Last month alone, Obama raised $150 million, shattering the $66 million single-month record (also his own) and re-shaping the perception of the fundraising potential for a presidential candidate in the internet age. This brings Obama's total to more than $600 million, $95.7 million short of the $695.7 million the Democrat contender, John Kerry and President Bush raised between them in the 2004 election.
So what has changed so dramatically to push the numbers through the roof this time? Barack Obama would have you believe that a groundswell of small donors , using the internet to make modest enough donations to his campaign, is the main reason. That's true enough - but not the whole story.
More important was a savvy decision on his part early in the contest to opt out of the American system that gives candidates access to tens of millions of state dollars for their campaigns - provided they accept some caps. He argued that running a campaign for the White House based on small contributions achieved what the public election financing system could not; curb the influence of rich outside interest groups.

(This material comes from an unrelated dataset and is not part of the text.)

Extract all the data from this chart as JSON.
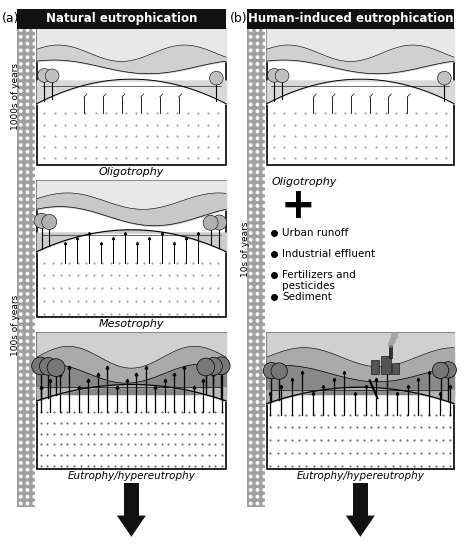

Obama has actually made a virtue to the American people in hauling record shattering amounts of money - without spending caps.
But because McCain opted into the public finance system, August was the last month he could raise private funds. The decision also means he cannot spend anymore than $84 million in public money on his campaign.
So Barack Obama's belief that the support for him of small donors across America would more than justify his decision to refuse public funds has proved spectacularly correct. He's found more than three million individual donors. But he's also picked up the lion's share of the big corporate and institutional donors. Wall Steet bankers are McCain's biggest donors with Merrill Lynch the single largest at $350,000. But Obama has picked up nearly twice that amount in a single donation from Harvard University and an equal sum from Wall Street's Goldman Sachs.
Money buys everything - even Presidents.